Pour commencer, il faut préciser que la circoncision masculine ne protège absolument pas les femmes contre le sida. Ce qui relativise déjà son impact. Pour ce qui est des hommes, personne ne conteste la division par deux des risques de contamination. Mais, et c’est important : à court terme.
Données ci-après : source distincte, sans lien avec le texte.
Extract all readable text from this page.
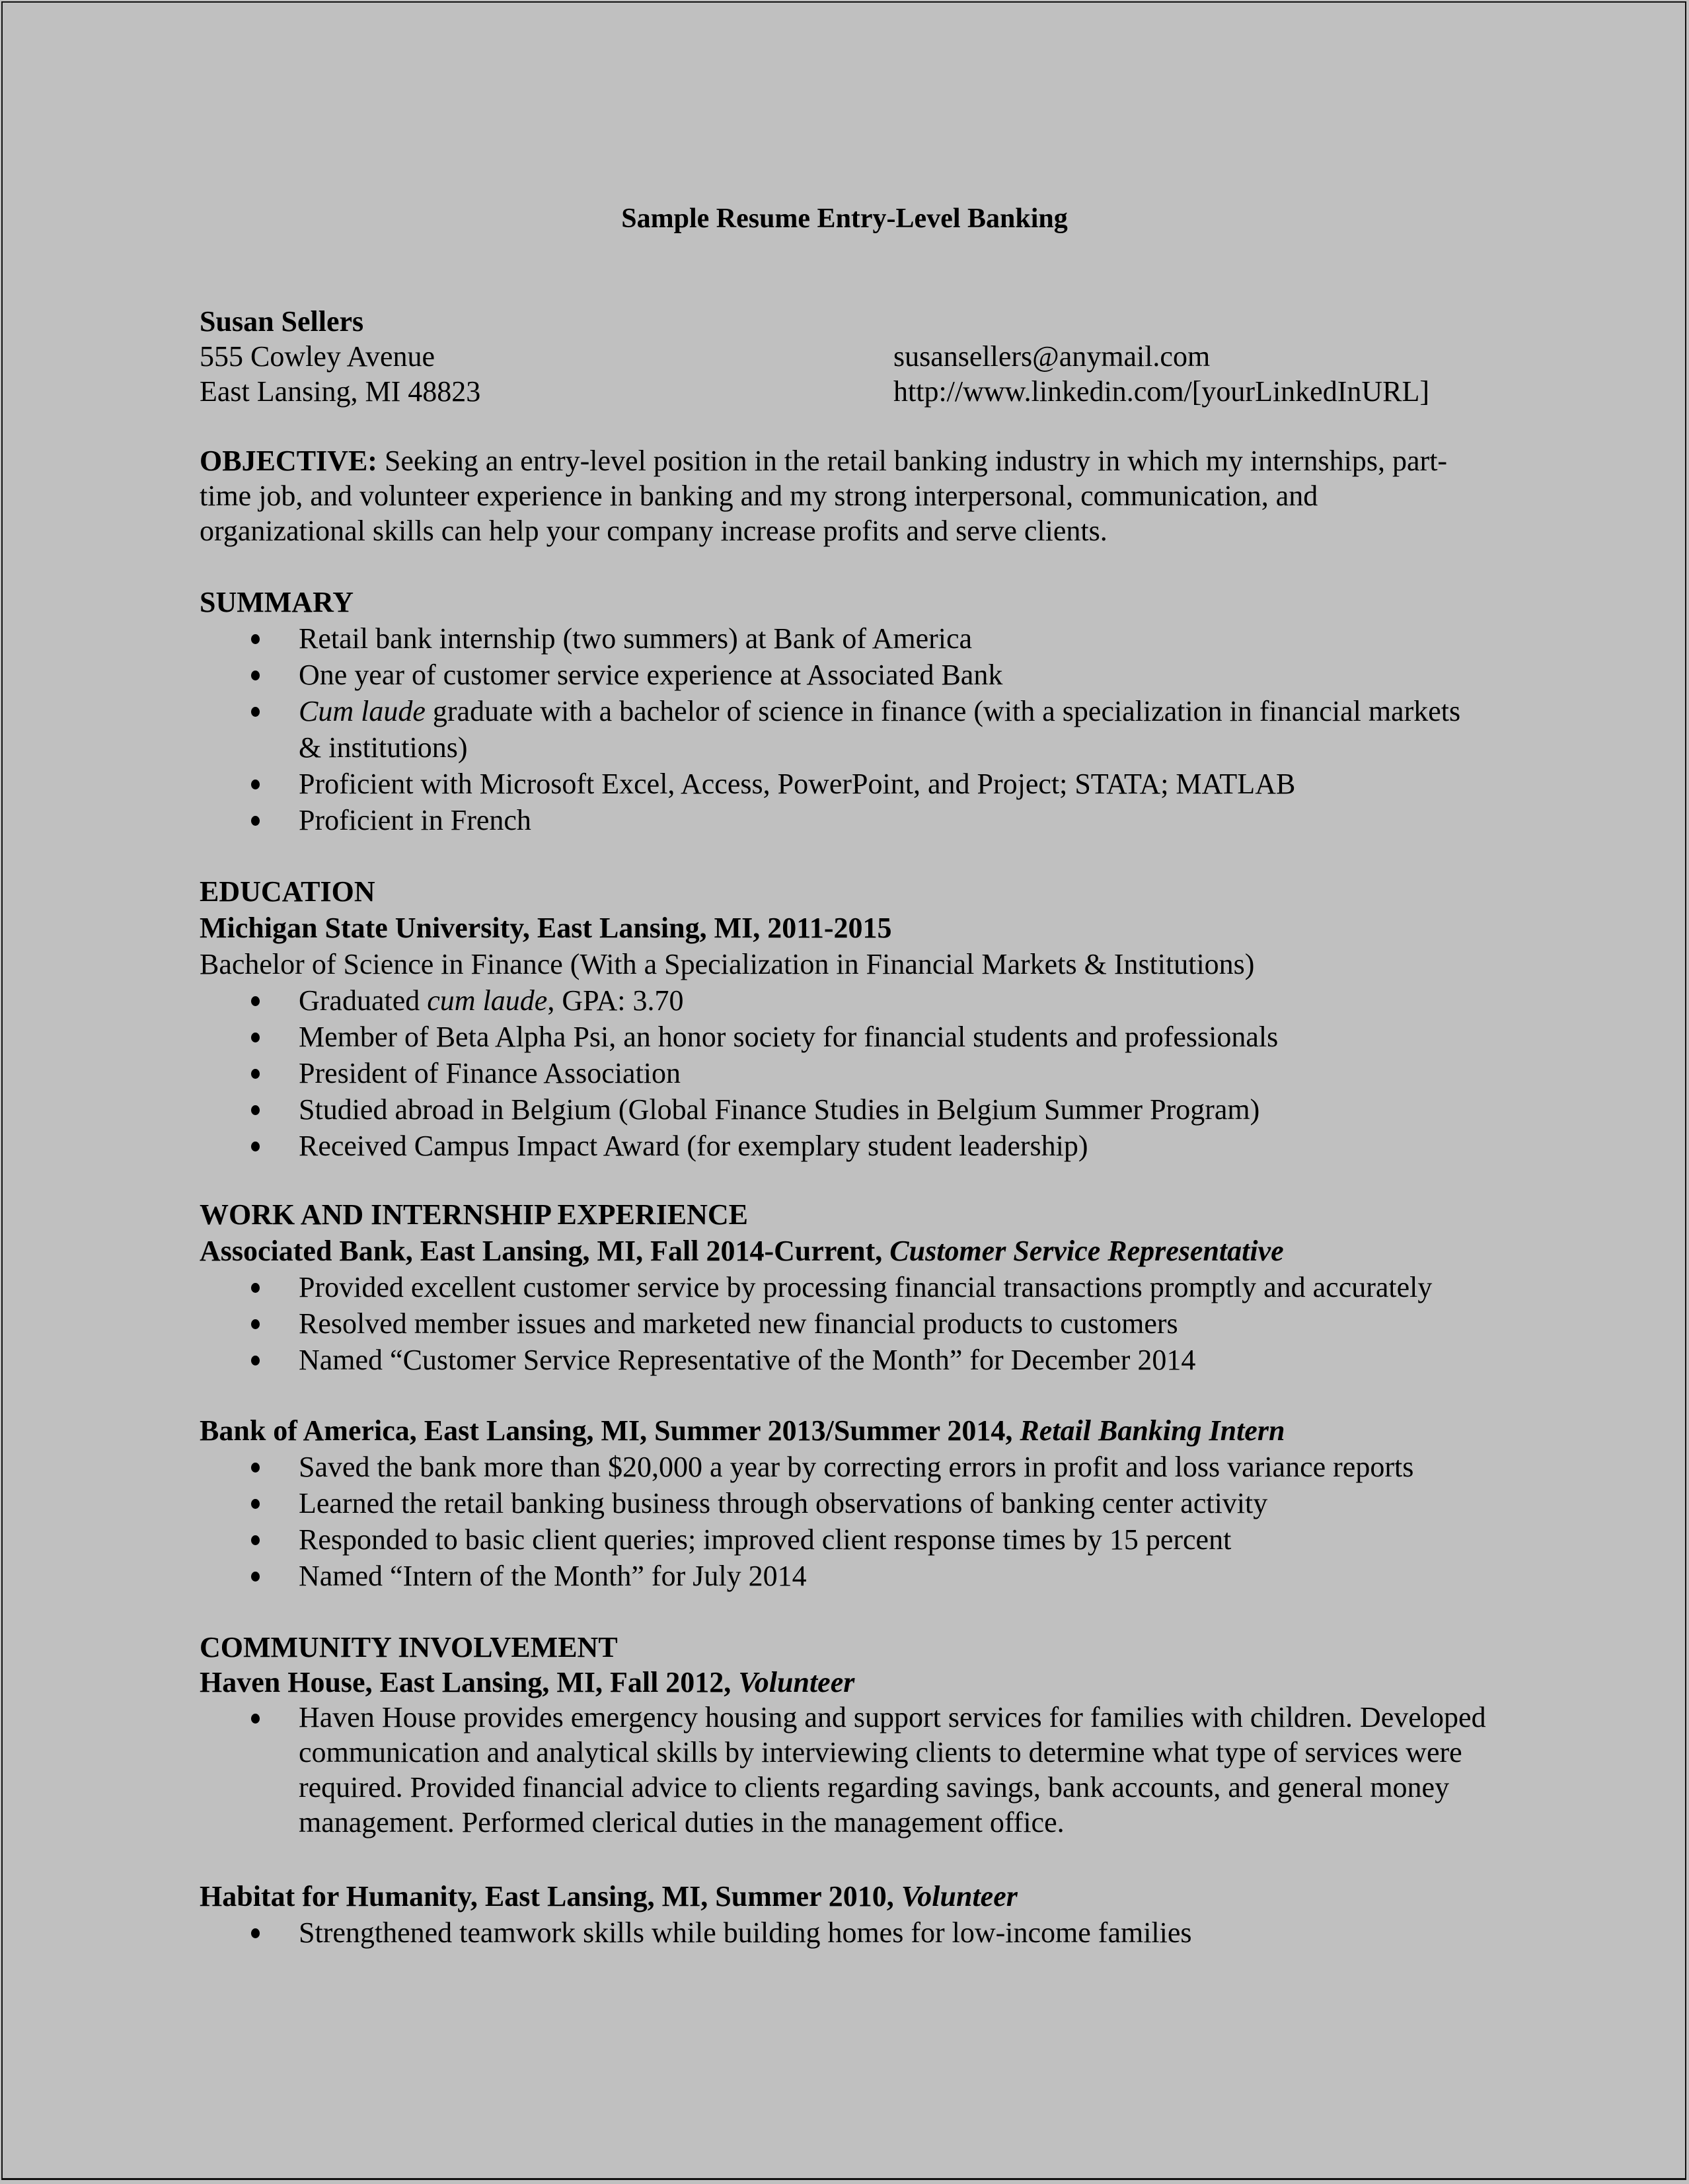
Sample Resume Entry-Level Banking
Susan Sellers
555 Cowley Avenue	susansellers@anymail.com
East Lansing, MI 48823	http://www.linkedin.com/[yourLinkedInURL]
OBJECTIVE: Seeking an entry-level position in the retail banking industry in which my internships, part-time job, and volunteer experience in banking and my strong interpersonal, communication, and organizational skills can help your company increase profits and serve clients.
SUMMARY
Retail bank internship (two summers) at Bank of America
One year of customer service experience at Associated Bank
Cum laude graduate with a bachelor of science in finance (with a specialization in financial markets & institutions)
Proficient with Microsoft Excel, Access, PowerPoint, and Project; STATA; MATLAB
Proficient in French
EDUCATION
Michigan State University, East Lansing, MI, 2011-2015
Bachelor of Science in Finance (With a Specialization in Financial Markets & Institutions)
Graduated cum laude, GPA: 3.70
Member of Beta Alpha Psi, an honor society for financial students and professionals
President of Finance Association
Studied abroad in Belgium (Global Finance Studies in Belgium Summer Program)
Received Campus Impact Award (for exemplary student leadership)
WORK AND INTERNSHIP EXPERIENCE
Associated Bank, East Lansing, MI, Fall 2014-Current, Customer Service Representative
Provided excellent customer service by processing financial transactions promptly and accurately
Resolved member issues and marketed new financial products to customers
Named “Customer Service Representative of the Month” for December 2014
Bank of America, East Lansing, MI, Summer 2013/Summer 2014, Retail Banking Intern
Saved the bank more than $20,000 a year by correcting errors in profit and loss variance reports
Learned the retail banking business through observations of banking center activity
Responded to basic client queries; improved client response times by 15 percent
Named “Intern of the Month” for July 2014
COMMUNITY INVOLVEMENT
Haven House, East Lansing, MI, Fall 2012, Volunteer
Haven House provides emergency housing and support services for families with children. Developed communication and analytical skills by interviewing clients to determine what type of services were required. Provided financial advice to clients regarding savings, bank accounts, and general money management. Performed clerical duties in the management office.
Habitat for Humanity, East Lansing, MI, Summer 2010, Volunteer
Strengthened teamwork skills while building homes for low-income families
Ce qui est contesté, c’est l’efficacité à long terme de la circoncision. Pour prendre une image, imaginez la roulette russe. Si vous mettez deux balles dans le barillet au lieu de quatre, vous avez deux fois moins de chances de mourir en appuyant une fois sur la gâchette. Mais si vous tirez sans cesse à longueur de journée, vous finirez par prendre une balle. En langage plus scientifique : une réduction des risques à court terme devient inefficace à long terme, au fur et à mesure qu’augmente l’exposition au risque. D’ailleurs, plusieurs recherches ont montré qu’il n’y a pas moins de sida dans les pays où les hommes sont traditionnellement circoncis que dans ceux où ils ne le sont pas (en mettant de côté les mœurs : le sida voyage moins dans les pays musulmans, où les braguettes sont fermées à double tour, mais ce n’est pas grâce à la circoncision).

 Circoncision : une capote percée

Surtout, la circoncision brouille le message sur la capote. La circoncision est efficace à 50%, la capote à 100%. Dans les pays qui circoncisent, les médecins doivent donc dire : « Faites-vous circoncire, mais mettez quand même un préservatif. » Vous croyez que les types vont faire ça ? Évidemment, non. S’ils optent pour le coup de bistouri, c’est parce qu’ils se croient protégés à faible coût, pas pour acheter des capotes hors de prix (dans beaucoup de pays africains, une boîte coûte une journée de salaire — et encore, pour ceux qui travaillent).
Quelques voix s’élèvent donc contre les campagnes de circoncision massive. Pas en France, certes. Mais aux États-Unis, on trouve des associations de médecins opposés à la circoncision1. En Afrique du Sud, le combat est mené par l’organisation Nocir. Pour son codirecteur, Shelton Kaye, la circoncision n’est que poudre aux yeux servant à « montrer que quelque chose est fait pour stopper le sida ». Il a même écrit une lettre ouverte au département de la santé de l’État du KwaZulu-Natal pour expliquer que « tout ce qui affaiblit le message sur le port du préservatif devrait être fortement découragé ». Mais qui écoute Shelton Kaye ? En Afrique du Sud comme ailleurs, quasiment personne.
S’engager dans des campagnes de circoncision à grande échelle revient pourtant — de fait — à abandonner la seule vraie méthode efficace : la diffusion massive de capotes gratuites. Mais il est vrai que ça coûte plus cher.